President Omar Hassan al-Bashir of Sudan said he would not recognize South Sudan as an independent state if it claimed the oil-producing border region of Abyei, deepening a political crisis ahead of the planned July split.
"If there is any attempt to secede Abyei within the borders of the new state we will not recognize the new state," President Bashir told a crowd on Thursday in the Southern Kordofan state in a televised speech.
South Sudan voted in January to split from the north, formally ending decades of civil war. Mr. Bashir, 67, had said he would be the first to recognize the new nation.
Last week, a draft interim constitution for the south was presented to southern president Salva Kiir at a ceremony in Juba, explicitly stating that Abyei fell within the territory of south Sudan, as confirmed by the Permanent Court of Arbitration in The Hague in 2009, according to Agence-France Presse.
Abyei was due to vote in a simultaneous referendum in January on whether to join the north or south, but north-south disputes over who could vote derailed that ballot and talks over the status of the region have stalled.

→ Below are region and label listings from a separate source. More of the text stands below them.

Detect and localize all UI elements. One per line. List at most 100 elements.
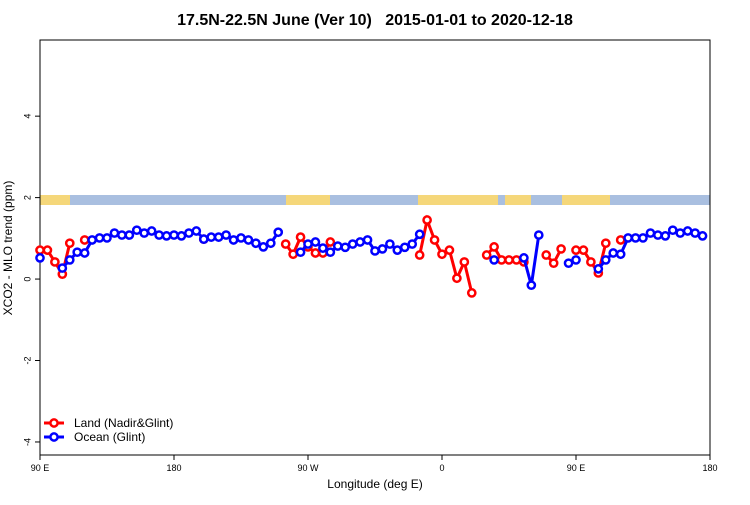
data-point [161, 231, 172, 241]
data-point [310, 237, 321, 247]
data-point [258, 242, 269, 252]
chart-title: 17.5N-22.5N June (Ver 10) 2015-01-01 to … [177, 12, 573, 29]
land-strip [418, 195, 498, 205]
data-point [667, 225, 678, 236]
data-point [675, 228, 686, 238]
data-point [541, 250, 552, 260]
data-point [489, 242, 499, 252]
ocean-strip [40, 195, 710, 205]
data-point [332, 241, 343, 251]
data-point [295, 247, 306, 258]
x-tick-label: 180 [166, 463, 181, 473]
data-point [64, 238, 75, 249]
data-point [511, 255, 522, 265]
data-point [615, 235, 626, 245]
data-point [571, 245, 581, 255]
data-point [608, 248, 619, 258]
data-point [251, 238, 261, 249]
data-point [377, 244, 388, 254]
data-point [682, 226, 693, 236]
data-point [444, 245, 455, 255]
data-point [489, 255, 499, 265]
data-point [414, 229, 425, 240]
data-point [35, 253, 45, 263]
data-point [429, 235, 440, 245]
data-point [102, 233, 112, 243]
data-point [72, 247, 83, 258]
data-point [407, 239, 418, 249]
data-point [198, 234, 209, 245]
data-point [42, 245, 53, 255]
data-point [355, 237, 365, 247]
data-point [176, 231, 187, 241]
y-tick-label: 2 [22, 195, 32, 200]
land-strip [505, 195, 531, 205]
y-tick-label: 4 [22, 114, 32, 119]
data-point [318, 243, 328, 253]
x-tick-label: 0 [439, 463, 444, 473]
data-point [526, 280, 537, 291]
data-point [109, 228, 120, 238]
x-tick-label: 180 [702, 463, 717, 473]
data-point [593, 264, 604, 274]
data-point [548, 258, 559, 269]
data-point [288, 249, 298, 260]
data-point [600, 255, 611, 265]
data-point [57, 263, 68, 273]
data-point [481, 250, 492, 260]
data-point [221, 230, 231, 240]
legend-marker [49, 418, 59, 428]
y-tick-label: -2 [22, 357, 32, 365]
data-point [437, 249, 447, 260]
x-axis-label: Longitude (deg E) [327, 477, 422, 491]
data-point [578, 245, 589, 255]
data-point [615, 249, 626, 260]
data-point [452, 273, 462, 284]
data-point [243, 235, 254, 245]
data-point [295, 232, 306, 242]
data-point [556, 244, 566, 254]
data-point [79, 248, 90, 258]
data-point [325, 247, 336, 258]
data-point [79, 235, 90, 245]
data-point [347, 239, 358, 249]
data-point [50, 257, 60, 267]
data-point [697, 231, 708, 241]
x-tick-label: 90 W [297, 463, 319, 473]
data-point [466, 288, 477, 298]
x-tick-label: 90 E [31, 463, 50, 473]
data-point [325, 237, 336, 247]
data-point [600, 238, 611, 249]
data-point [310, 248, 321, 258]
data-point [422, 215, 432, 225]
data-point [124, 230, 135, 240]
data-point [571, 255, 581, 265]
data-point [459, 257, 470, 267]
data-point [370, 246, 380, 256]
data-point [303, 239, 313, 249]
legend-marker [49, 432, 59, 442]
data-point [184, 228, 194, 238]
data-point [64, 255, 75, 265]
land-strip [286, 195, 330, 205]
data-point [340, 242, 351, 253]
legend-label: Land (Nadir&Glint) [74, 416, 173, 430]
data-point [206, 232, 217, 242]
data-point [169, 230, 179, 240]
land-strip [562, 195, 610, 205]
data-point [623, 233, 633, 243]
data-point [273, 227, 284, 238]
data-point [94, 233, 105, 243]
data-point [638, 233, 648, 243]
data-point [653, 230, 663, 240]
data-point [504, 255, 514, 265]
data-point [146, 226, 157, 236]
data-point [87, 235, 97, 245]
land-strip [40, 195, 70, 205]
data-point [496, 255, 507, 265]
data-point [236, 233, 246, 243]
data-point [362, 235, 373, 245]
data-point [690, 228, 700, 238]
data-point [191, 226, 202, 236]
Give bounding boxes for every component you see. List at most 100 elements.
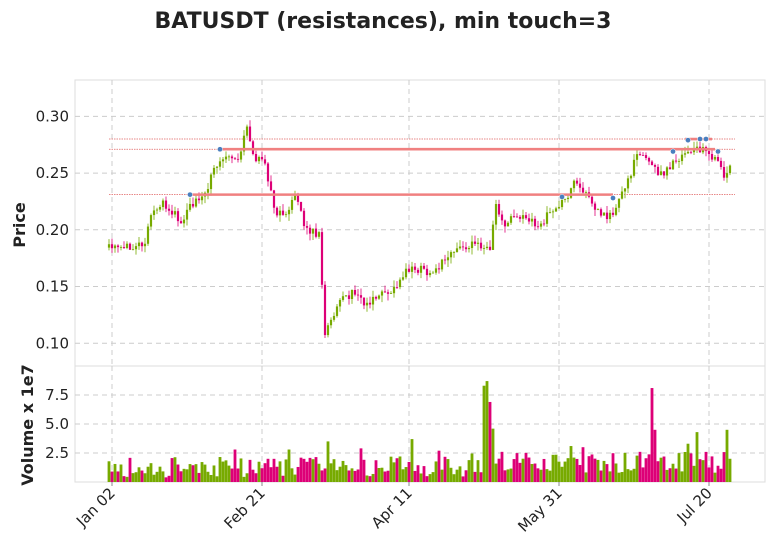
candle-body xyxy=(629,175,633,179)
volume-bar xyxy=(248,459,252,482)
volume-bar xyxy=(209,474,213,482)
candle-body xyxy=(524,215,528,219)
volume-bar xyxy=(281,475,285,482)
price-tick-label: 0.15 xyxy=(36,278,69,296)
volume-bar xyxy=(308,457,312,482)
candle-body xyxy=(551,211,555,213)
candle-body xyxy=(488,246,492,250)
candle-body xyxy=(431,272,435,274)
candle-body xyxy=(512,216,516,217)
candle-body xyxy=(509,216,513,223)
volume-bar xyxy=(134,472,138,482)
volume-bar xyxy=(554,454,558,482)
candle-body xyxy=(569,188,573,198)
candle-body xyxy=(518,216,522,219)
candle-body xyxy=(146,226,150,244)
x-tick-label: Jul 20 xyxy=(673,484,716,527)
candle-body xyxy=(539,223,543,227)
volume-bar xyxy=(155,471,159,482)
volume-bar xyxy=(446,459,450,482)
candle-body xyxy=(485,246,489,248)
candle-body xyxy=(329,319,333,326)
volume-bar xyxy=(431,472,435,482)
candle-body xyxy=(533,218,537,227)
candle-body xyxy=(476,242,480,244)
candle-body xyxy=(707,151,711,155)
candle-body xyxy=(332,315,336,320)
volume-bar xyxy=(323,468,327,482)
volume-bar xyxy=(311,459,315,482)
candle-body xyxy=(581,187,585,193)
candle-body xyxy=(470,241,474,249)
candle-body xyxy=(161,200,165,208)
candle-body xyxy=(134,246,138,250)
candle-body xyxy=(398,279,402,288)
volume-bar xyxy=(695,432,699,482)
candle-body xyxy=(530,218,534,222)
volume-bar xyxy=(725,429,729,482)
candle-body xyxy=(383,291,387,293)
volume-panel: 2.5 5.0 7.5 Volume x 1e7 xyxy=(18,364,766,486)
candle-body xyxy=(326,325,330,336)
candle-body xyxy=(317,232,321,237)
candle-body xyxy=(245,126,249,136)
volume-bar xyxy=(530,463,534,482)
candle-body xyxy=(650,161,654,166)
volume-bar xyxy=(641,467,645,482)
volume-bar xyxy=(692,465,696,482)
candle-body xyxy=(257,156,261,162)
candle-body xyxy=(410,266,414,272)
candle-body xyxy=(506,222,510,227)
volume-bar xyxy=(128,457,132,482)
candle-body xyxy=(710,154,714,160)
volume-bar xyxy=(464,470,468,482)
volume-bar xyxy=(353,470,357,482)
candle-body xyxy=(461,246,465,248)
candle-body xyxy=(662,171,666,176)
volume-bar xyxy=(278,461,282,482)
candle-body xyxy=(314,228,318,237)
volume-bar xyxy=(335,470,339,482)
volume-bar xyxy=(329,463,333,482)
volume-bar xyxy=(188,464,192,482)
candle-body xyxy=(590,196,594,204)
candle-body xyxy=(482,247,486,249)
volume-bar xyxy=(320,470,324,482)
candle-body xyxy=(497,204,501,215)
volume-bar xyxy=(506,469,510,482)
candle-body xyxy=(149,215,153,227)
candle-body xyxy=(236,158,240,160)
volume-bar xyxy=(593,458,597,482)
volume-bar xyxy=(341,460,345,482)
volume-bar xyxy=(548,470,552,482)
candle-body xyxy=(605,212,609,220)
candle-body xyxy=(215,166,219,168)
volume-bar xyxy=(608,471,612,482)
candle-body xyxy=(608,212,612,220)
volume-bar xyxy=(119,464,123,482)
volume-bar xyxy=(287,449,291,482)
volume-axis-label: Volume x 1e7 xyxy=(18,364,37,485)
volume-bar xyxy=(254,473,258,482)
candle-body xyxy=(380,291,384,296)
volume-bar xyxy=(194,464,198,482)
candle-body xyxy=(323,284,327,336)
volume-bar xyxy=(350,468,354,482)
x-axis-ticks: Jan 02 Feb 21 Apr 11 May 31 Jul 20 xyxy=(72,482,716,536)
volume-bar xyxy=(542,458,546,482)
candle-body xyxy=(491,224,495,250)
volume-bar xyxy=(233,449,237,482)
candle-body xyxy=(548,212,552,214)
volume-bar xyxy=(173,457,177,482)
volume-grid xyxy=(75,366,765,482)
volume-bar xyxy=(668,468,672,482)
candle-body xyxy=(353,289,357,295)
candle-body xyxy=(500,214,504,221)
candle-body xyxy=(596,209,600,211)
volume-bar xyxy=(488,401,492,482)
volume-bar xyxy=(110,471,114,482)
volume-bar xyxy=(524,452,528,482)
volume-bar xyxy=(584,472,588,482)
candle-body xyxy=(287,209,291,215)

Analysts fear Abyei has the potential to reignite the north-south conflict if left unresolved and both sides have built up troops and heavy weapons in the underdeveloped region, according to satellite images and the United Nations, Reuters said.
Sudan’s north and south have fought for all but a few years since 1955 over oil, ethnicity, religion and ideology. The conflict claimed some 2 million lives and destabilized much of east Africa.
Sudan’s total population is estimated at 42 million, including 8.5 million in the south.